AP hired SUD Consulting to conduct a study comparing the OP engine to a conventional diesel engine. With all inputs being equal, and power and torque also being equal, the opposed piston engine costs 11 percent less than today’s conventional diesel.
“That’s because we’ve eliminated the most expensive component, which is the cylinder head. And we’ve eliminated the part of the engine with the most parts, the valve train. We have no camshaft, lifters, rocker arms, valves, springs or timing assembly. It’s all absent from our engines.
“Historically, the reason we’ve seen opposed piston engines in aircraft, submarines and remote power generation is that they’ve always been known as the most efficient engines. By eliminating the cylinder head, the opposed piston engine eliminates the heat loss from that head. All that energy went to the head and was wasted. Then it had to dissipate through the cooling system. Now that energy is applied to useful work.
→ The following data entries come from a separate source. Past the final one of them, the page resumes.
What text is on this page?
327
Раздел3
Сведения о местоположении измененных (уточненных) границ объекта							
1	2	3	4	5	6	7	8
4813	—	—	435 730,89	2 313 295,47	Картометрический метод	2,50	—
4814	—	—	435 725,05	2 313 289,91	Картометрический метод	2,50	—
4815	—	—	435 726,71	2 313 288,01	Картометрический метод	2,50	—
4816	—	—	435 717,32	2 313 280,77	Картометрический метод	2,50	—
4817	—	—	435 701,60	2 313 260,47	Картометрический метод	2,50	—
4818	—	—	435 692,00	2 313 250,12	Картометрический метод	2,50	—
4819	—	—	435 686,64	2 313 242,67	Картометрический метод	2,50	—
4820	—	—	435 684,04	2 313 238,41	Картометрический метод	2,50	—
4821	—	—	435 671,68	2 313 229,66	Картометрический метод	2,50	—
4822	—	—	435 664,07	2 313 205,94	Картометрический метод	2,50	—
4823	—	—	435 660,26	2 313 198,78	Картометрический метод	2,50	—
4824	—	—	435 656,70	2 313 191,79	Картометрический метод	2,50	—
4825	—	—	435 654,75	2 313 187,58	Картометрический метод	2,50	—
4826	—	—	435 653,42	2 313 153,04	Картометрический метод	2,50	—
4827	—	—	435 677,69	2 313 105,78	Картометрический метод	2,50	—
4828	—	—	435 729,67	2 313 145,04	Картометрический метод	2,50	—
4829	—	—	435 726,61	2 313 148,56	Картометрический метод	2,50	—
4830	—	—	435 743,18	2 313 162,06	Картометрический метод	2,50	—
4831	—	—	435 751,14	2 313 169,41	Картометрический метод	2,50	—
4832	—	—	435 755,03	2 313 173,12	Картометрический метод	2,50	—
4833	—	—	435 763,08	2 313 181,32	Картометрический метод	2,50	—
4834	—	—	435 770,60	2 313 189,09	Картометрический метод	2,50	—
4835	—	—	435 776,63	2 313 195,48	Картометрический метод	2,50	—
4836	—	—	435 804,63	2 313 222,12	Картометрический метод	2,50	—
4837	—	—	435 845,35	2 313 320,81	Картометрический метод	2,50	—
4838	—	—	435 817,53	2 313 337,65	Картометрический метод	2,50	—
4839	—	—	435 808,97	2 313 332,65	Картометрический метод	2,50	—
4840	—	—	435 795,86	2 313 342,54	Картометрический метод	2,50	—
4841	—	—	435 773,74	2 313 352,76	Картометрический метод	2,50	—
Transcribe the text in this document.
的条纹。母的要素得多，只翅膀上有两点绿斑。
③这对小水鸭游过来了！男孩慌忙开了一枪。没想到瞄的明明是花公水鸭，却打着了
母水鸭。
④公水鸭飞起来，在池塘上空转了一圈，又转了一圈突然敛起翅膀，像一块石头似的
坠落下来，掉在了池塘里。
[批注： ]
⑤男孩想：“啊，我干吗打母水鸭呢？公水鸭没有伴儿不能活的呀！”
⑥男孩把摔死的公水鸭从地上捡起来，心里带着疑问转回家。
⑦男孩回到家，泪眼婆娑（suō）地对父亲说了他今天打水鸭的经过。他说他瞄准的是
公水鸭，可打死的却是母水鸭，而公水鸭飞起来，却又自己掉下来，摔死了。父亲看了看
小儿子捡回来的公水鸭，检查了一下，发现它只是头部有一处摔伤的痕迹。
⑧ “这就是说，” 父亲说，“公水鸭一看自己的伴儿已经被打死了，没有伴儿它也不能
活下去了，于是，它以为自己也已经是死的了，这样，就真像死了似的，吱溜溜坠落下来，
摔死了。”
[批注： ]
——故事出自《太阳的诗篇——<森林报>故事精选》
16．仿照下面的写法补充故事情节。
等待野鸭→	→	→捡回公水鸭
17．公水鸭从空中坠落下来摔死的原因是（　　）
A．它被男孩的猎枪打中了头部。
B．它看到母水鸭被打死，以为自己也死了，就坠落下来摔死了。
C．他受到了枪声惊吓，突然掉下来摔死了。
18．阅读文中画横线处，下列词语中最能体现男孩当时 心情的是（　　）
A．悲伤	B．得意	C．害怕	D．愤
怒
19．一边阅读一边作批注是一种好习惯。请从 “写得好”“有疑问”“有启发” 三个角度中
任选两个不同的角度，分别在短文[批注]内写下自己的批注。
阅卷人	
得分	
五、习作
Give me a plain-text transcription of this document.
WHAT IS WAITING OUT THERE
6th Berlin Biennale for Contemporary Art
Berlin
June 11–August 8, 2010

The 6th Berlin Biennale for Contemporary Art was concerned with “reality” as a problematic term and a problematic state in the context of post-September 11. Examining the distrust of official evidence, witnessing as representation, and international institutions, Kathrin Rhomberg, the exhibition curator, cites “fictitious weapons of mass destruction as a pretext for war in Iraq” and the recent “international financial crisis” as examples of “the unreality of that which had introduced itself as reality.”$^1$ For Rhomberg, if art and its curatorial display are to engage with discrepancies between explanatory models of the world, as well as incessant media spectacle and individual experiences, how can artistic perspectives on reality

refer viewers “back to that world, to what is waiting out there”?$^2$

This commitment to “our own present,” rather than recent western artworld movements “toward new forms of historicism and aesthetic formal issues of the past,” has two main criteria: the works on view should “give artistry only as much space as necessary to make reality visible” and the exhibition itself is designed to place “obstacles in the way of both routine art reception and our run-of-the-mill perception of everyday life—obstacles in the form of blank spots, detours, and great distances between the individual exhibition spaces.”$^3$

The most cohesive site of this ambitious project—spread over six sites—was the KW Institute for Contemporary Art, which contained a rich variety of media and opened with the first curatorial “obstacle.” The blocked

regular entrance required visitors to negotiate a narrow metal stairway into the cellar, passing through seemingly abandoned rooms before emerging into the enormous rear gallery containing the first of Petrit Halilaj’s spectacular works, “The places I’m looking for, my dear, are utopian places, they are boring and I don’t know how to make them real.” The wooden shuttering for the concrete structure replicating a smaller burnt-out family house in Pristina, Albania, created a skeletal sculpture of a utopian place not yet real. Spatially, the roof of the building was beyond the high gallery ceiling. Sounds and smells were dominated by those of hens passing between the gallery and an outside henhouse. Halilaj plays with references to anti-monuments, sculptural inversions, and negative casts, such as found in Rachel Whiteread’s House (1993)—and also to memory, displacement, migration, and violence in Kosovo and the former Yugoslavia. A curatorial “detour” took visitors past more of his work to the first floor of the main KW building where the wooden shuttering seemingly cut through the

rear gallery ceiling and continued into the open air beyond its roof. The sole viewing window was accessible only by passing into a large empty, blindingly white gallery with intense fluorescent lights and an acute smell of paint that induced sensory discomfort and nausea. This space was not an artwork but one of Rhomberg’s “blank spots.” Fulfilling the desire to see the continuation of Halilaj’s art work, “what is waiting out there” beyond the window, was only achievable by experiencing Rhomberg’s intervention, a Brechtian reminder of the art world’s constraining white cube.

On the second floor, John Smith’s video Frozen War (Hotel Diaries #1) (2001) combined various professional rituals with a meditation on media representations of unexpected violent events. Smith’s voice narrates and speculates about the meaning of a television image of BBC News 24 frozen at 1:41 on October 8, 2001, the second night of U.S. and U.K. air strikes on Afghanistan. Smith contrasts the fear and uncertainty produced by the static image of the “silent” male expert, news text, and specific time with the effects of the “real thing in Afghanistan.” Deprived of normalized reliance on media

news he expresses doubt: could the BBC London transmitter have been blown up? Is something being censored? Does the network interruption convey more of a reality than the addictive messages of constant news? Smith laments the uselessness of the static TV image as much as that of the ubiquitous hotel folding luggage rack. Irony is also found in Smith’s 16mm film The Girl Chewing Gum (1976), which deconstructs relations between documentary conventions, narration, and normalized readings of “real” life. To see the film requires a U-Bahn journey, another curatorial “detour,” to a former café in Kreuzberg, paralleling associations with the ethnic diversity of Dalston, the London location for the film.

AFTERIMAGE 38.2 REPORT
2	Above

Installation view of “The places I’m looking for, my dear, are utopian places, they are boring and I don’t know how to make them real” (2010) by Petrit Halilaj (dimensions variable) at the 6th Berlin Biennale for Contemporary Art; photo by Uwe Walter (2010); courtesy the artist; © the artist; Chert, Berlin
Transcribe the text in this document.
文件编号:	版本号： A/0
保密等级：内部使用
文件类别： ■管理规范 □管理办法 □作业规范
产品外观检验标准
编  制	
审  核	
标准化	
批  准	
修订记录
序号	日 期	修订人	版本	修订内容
“We now have a better surface area-to-volume ratio. We still create a lot of heat, but it’s in the heart of the engine where it forces piston motion that generates work. We don’t go to a lot of expense or trouble trying to get rid of the heat. Our cooling system requirements are 30 percent lower. At our current state of tuning, our opposed piston engine consumes seven percent less fuel than current EPA standard for heavy trucks with comparable power.”
All tests and comparisons were conducted using diesel from local suppliers. AP has not yet tested with bio-diesel, but Fromm is confident the results will be even better when they take that step. He says bio-diesel offers a good solution for the transition to a more sustainable global transportation system for highway, rail and shipping.
“We get a lot of interest in hydrogen. That is the ultimate zero-carbon fuel. We’re working on that with about a half-dozen research institutes from around the world. They have already run trials fueling opposed piston engines with hydrogen. They have independently come to the conclusion that an opposed piston engine fueled by hydrogen could be the most efficient engine ever created, and also the cleanest.”